Hace 17 años Steve Jobs caminó en el escenario de un centro de convenciones en San Francisco, templo de la tecnología donde el mensaje del fundador de Apple era uno de los momentos más esperados. Al estilo del líder de un culto dijo que había esperado el momento durante dos años y medio y enfatizó un hecho histórico del cual él era protagonista: «De vez en cuando, surge un producto revolucionario, que lo cambia todo…». En aquella histórica intervención, fue develando el misterio de un nuevo lanzamiento mientras los fieles vitoreaban y aplaudían cada uno de los milagros que aquel invento era capaz de hacer. Nacía para el mundo un prodigioso artefacto, un asombro quizá similar a cuando el primer humano sobre el planeta percibió las llamas y el calor del fuego.

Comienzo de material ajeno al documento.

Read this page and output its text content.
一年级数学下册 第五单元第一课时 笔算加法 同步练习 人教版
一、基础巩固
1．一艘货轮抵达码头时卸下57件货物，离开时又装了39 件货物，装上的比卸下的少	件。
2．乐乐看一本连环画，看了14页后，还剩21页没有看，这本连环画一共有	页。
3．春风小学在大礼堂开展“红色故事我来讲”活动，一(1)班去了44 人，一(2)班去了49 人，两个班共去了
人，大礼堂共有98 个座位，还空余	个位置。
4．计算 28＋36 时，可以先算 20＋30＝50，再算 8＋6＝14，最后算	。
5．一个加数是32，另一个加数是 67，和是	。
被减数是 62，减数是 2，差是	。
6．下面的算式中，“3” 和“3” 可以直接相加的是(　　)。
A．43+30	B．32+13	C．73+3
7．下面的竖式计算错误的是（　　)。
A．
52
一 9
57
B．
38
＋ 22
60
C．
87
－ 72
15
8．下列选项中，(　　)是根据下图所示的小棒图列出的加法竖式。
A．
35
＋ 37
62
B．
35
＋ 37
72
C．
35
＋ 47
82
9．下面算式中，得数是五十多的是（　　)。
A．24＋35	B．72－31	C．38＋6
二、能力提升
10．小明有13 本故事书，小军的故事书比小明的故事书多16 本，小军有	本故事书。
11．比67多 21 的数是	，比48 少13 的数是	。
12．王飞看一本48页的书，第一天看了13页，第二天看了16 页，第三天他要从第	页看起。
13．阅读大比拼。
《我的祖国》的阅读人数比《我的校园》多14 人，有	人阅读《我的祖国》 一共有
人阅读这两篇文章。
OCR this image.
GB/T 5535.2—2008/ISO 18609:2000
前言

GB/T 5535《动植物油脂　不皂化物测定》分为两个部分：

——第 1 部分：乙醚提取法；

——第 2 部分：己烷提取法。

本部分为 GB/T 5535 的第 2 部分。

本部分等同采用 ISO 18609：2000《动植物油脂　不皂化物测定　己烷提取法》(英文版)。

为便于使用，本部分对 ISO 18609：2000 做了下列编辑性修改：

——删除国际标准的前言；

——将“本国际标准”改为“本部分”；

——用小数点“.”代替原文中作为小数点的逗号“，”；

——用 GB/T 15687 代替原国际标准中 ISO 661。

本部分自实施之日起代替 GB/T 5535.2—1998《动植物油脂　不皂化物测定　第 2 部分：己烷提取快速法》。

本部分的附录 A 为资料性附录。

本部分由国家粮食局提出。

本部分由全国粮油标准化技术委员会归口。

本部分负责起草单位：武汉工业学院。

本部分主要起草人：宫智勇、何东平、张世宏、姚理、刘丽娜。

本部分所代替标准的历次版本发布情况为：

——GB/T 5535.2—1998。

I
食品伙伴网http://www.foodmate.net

Las grandes mentes suelen decir cosas que para su época parecen carentes de sentido, lejanas o ficticias. Fue en 1971 cuando el economista y politólogo Herbert A. Simon escribió: «En un mundo rico en información, la riqueza de información significa una escasez de otra cosa: la escasez de lo que sea que la información consuma. La información que consume es bastante obvia: consume la atención de sus destinatarios. Por lo tanto, una gran cantidad de información crea una pobreza de atención y la necesidad de asignar esa atención eficientemente entre la abundancia de fuentes de información que podrían consumirla». Simon no vivió lo suficiente para evidenciar que el teléfono inteligente nos daría una feroz batalla por capturar nuestra atención, usando notificaciones y algoritmos para mantenernos enganchados.
La parte adversa de este fabuloso invento es que puede llegar a fragmentar la atención y a afectar nuestra capacidad de concentración y convivencia, generando estrés, ansiedad y dependencia. No sólo hemos perdido la habilidad de memorizar teléfonos (tema inútil toda vez que el aparato lo recuerda por ti), hay otros casos extremos: el conductor de un vehículo decide orillarse del camino cuando el navegador interrumpe su función, alguien más se queda sin comer luego de que la aplicación no responde.
Los personajes de Bradbury terminaron en soledad y perdieron habilidades sociales, una especie de isla emocional. «Zombies digitales», les ha llamado la socióloga Sherry Turkle en su libro Solos juntos, que normaliza la soledad y la conexión superficial, una especie de «proximidad distante» en la que estamos metidos cada vez que tomamos el teléfono, o sería mejor decir, cada vez que el teléfono nos toma a nosotros y genera más oxímoros: conexión solitaria, información desinformada, avance retrógrado, comodidad estresante, privacidad pública, adicción liberadora. Encima llega la inteligencia artificial. El maridaje suena alucinante. El reto también. Hagamos cosas que nos recuerden lo que significa ser humanos, como escuchar música.